In a new study, lead author Sreerupa Ray, assistant professor of biology at Linfield College, demonstrated how a key enzyme works in repairing damaged DNA.
Ray and her co-authors showed that the enzyme DNA polymerase beta (Pol β) plays a role in DNA double strand repair. The study was published Nov. 17 by Nucleic Acids Research.
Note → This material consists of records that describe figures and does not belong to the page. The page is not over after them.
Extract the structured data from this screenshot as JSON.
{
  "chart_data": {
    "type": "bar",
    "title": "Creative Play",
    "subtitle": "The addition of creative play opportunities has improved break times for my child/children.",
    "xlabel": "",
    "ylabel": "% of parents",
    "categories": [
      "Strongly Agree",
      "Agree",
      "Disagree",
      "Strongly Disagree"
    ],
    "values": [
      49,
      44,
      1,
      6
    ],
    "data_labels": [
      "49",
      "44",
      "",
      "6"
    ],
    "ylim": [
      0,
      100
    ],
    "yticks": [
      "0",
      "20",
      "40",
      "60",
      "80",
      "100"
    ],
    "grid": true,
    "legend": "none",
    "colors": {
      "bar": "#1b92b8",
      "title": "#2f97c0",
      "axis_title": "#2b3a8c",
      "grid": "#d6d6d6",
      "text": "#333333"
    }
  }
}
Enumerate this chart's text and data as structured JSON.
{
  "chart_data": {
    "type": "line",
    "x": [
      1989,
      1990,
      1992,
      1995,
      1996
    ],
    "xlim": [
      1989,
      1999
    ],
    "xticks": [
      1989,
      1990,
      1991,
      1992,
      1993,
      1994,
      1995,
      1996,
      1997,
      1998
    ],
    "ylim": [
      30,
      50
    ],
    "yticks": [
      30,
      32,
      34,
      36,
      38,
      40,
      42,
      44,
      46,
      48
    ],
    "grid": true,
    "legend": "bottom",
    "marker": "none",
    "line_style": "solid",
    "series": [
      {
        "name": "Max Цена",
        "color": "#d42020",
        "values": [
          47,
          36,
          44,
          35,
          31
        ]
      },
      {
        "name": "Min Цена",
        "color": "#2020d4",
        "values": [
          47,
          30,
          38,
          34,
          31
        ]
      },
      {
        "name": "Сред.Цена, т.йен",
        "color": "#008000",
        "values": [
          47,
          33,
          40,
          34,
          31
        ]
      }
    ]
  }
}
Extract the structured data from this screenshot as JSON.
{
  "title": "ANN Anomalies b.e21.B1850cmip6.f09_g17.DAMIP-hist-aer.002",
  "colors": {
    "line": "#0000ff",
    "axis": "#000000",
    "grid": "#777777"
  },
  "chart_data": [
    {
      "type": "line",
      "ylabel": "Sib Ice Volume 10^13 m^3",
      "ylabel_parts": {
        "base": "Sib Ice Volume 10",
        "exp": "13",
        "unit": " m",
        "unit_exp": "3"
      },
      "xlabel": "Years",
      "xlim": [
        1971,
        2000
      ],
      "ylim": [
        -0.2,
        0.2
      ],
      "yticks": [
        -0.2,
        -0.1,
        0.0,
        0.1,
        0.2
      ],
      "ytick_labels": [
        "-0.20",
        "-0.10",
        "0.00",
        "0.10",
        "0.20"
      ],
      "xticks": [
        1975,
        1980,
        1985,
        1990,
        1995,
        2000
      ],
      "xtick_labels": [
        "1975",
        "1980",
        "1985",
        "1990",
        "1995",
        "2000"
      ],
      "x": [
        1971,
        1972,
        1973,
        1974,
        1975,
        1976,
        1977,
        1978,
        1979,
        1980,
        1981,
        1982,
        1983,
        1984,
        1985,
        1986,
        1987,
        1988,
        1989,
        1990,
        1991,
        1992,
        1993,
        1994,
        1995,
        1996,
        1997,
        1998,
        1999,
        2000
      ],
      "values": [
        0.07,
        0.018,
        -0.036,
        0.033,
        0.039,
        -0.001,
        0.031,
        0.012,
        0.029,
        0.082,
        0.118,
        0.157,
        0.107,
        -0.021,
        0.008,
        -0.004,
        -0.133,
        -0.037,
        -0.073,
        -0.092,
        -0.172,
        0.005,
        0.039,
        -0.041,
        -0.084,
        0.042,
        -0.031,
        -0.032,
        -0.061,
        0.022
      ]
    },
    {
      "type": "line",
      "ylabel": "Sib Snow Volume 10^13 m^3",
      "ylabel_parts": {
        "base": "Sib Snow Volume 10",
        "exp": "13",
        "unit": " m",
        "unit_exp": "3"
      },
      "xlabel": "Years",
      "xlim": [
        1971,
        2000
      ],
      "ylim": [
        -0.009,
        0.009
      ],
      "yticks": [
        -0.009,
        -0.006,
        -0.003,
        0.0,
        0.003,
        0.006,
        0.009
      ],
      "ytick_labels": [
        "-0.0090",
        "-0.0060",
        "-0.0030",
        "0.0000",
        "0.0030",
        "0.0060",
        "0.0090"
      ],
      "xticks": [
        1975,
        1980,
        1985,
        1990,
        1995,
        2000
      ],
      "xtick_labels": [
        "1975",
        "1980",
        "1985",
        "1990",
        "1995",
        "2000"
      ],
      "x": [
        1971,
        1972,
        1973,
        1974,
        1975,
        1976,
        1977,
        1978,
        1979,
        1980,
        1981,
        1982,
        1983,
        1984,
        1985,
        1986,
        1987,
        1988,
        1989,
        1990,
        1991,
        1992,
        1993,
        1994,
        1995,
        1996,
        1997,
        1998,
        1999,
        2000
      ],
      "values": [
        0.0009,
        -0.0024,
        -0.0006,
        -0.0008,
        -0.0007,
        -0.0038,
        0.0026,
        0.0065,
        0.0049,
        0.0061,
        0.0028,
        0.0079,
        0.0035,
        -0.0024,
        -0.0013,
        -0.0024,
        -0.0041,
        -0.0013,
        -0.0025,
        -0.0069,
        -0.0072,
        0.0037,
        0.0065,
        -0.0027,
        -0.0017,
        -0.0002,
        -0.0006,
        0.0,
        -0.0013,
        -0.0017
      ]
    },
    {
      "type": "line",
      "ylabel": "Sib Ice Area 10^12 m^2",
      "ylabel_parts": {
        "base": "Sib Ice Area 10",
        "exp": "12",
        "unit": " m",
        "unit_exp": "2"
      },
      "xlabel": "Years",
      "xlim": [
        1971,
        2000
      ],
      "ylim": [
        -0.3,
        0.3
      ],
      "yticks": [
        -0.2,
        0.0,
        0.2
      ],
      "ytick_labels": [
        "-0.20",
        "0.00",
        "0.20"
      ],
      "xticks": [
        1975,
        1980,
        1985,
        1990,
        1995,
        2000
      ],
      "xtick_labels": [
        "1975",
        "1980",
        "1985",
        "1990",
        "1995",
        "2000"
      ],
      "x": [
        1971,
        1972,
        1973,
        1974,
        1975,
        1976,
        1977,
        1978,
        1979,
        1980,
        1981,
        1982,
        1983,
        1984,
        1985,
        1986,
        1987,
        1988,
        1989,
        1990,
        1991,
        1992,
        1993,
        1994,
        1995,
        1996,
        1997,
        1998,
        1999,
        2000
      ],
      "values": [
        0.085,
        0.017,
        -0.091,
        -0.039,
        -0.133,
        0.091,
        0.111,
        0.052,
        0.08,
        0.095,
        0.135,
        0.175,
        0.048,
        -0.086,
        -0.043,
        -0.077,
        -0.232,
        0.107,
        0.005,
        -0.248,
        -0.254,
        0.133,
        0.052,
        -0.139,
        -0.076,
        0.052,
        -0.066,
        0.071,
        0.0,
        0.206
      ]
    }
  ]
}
DNA is prone to damage by sunlight, chemicals and radiation. One of the most lethal types of damage to DNA is double strand breaks—if left unrepaired, those breaks lead to cell death, genomic instability and cancer formation. In the past, researchers only knew of two ways to repair double strand breaks, but a new way to repair these breaks has been discovered in the past two decades: alternative non-homologous end-joining (aNHEJ).
aNHEJ joins broken DNA ends, but it is error prone, often resulting in the loss or unwanted gain of DNA sequences. aNHEJ requires several processing enzymes. Ray’s research showed for the first time that the enzyme known as DNA polymerase beta (Pol β) plays a role in aNHEJ, and how it works.
“This research impacts the fundamental understanding of the aNHEJ process and has the potential to lead to the design of targeted cancer therapeutics,” Ray said.
“Mutations in DNA repair genes have a significant effect on cancer therapy and outcome,” Ray continued. “Several databases have catalogued DNA repair gene mutations that are found in the tumors of individuals with cancer. However, the biological functions of these mutations and its effect in response to therapy is not known.”
Ray plans to continue research on DNA repair genes, focusing on how cancer-associated variants of DNA repair genes lead to genomic instability. The work will help clarify how the DNA repair mutations impact the formation of tumors and therapy.
Additional authors are Gregory Breuer, Michelle DeVeaux, Daniel Zelterman, Ranjit Bindra and principal investigator Joann B. Sweasy.